Gilead touts new data on Veklury in vulnerable populations

Over the weekend, US biotech major Gilead Sciences (Nasdaq: GILD) released positive results from several COVID-19 clinical and real-world evidence studies being presented at the 33rd European Congress of Clinical Microbiology & Infectious Diseases (ECCMID).

First up, Gilead said that a Phase III clinical study demonstrated that Veklury (remdesivir) was generally well tolerated in people with moderate to severe renal impairment. Additional data includes a retrospective real-world study which demonstrated that Veklury treatment is associated with a lower risk of death from COVID-19 for people living with cancer.
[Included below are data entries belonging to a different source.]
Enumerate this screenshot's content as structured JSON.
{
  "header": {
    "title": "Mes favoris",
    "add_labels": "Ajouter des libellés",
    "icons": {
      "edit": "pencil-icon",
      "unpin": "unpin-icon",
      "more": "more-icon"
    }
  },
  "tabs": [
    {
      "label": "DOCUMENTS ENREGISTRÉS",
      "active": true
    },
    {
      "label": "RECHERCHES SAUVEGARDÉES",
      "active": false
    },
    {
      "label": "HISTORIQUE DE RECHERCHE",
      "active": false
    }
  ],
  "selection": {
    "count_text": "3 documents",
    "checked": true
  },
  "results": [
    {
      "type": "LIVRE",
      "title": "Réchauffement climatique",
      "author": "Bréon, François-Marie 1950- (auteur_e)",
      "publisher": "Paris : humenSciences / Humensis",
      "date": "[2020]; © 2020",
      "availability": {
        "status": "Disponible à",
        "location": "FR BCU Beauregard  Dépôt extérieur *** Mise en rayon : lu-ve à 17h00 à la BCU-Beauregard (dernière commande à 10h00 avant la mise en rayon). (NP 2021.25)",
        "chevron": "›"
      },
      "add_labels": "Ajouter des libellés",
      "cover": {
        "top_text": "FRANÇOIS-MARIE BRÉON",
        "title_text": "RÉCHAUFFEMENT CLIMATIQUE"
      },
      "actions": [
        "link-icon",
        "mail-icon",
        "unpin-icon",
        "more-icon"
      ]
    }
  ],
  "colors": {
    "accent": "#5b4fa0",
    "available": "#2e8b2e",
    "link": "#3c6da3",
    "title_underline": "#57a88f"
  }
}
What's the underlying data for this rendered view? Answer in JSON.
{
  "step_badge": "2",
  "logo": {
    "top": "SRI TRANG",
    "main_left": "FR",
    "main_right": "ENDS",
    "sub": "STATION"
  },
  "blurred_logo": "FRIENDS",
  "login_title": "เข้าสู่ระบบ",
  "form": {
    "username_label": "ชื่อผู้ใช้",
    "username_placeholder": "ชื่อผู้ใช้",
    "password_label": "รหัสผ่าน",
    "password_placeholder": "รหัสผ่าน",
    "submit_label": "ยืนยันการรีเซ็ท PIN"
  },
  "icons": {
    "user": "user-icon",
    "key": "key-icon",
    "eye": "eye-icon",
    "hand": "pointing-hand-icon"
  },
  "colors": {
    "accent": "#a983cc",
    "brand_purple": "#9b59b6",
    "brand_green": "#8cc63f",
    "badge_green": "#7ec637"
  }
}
Results from a Phase III, randomized, double-blind, placebo-controlled, parallel-group, multicenter study (REDPINE) evaluated the safety of Veklury in patients with moderately and severely reduced kidney function who were hospitalized for COVID-19, a population with increased COVID-19-related mortality. The trial included 243 hospitalized adult participants with confirmed COVID-19 and renal impairment, including 90 participants (37%) with acute kidney injury (AKI), 64 participants (26%) with chronic kidney disease (CKD) and 89 participants (37%) with end stage kidney disease (ESKD) requiring hemodialysis.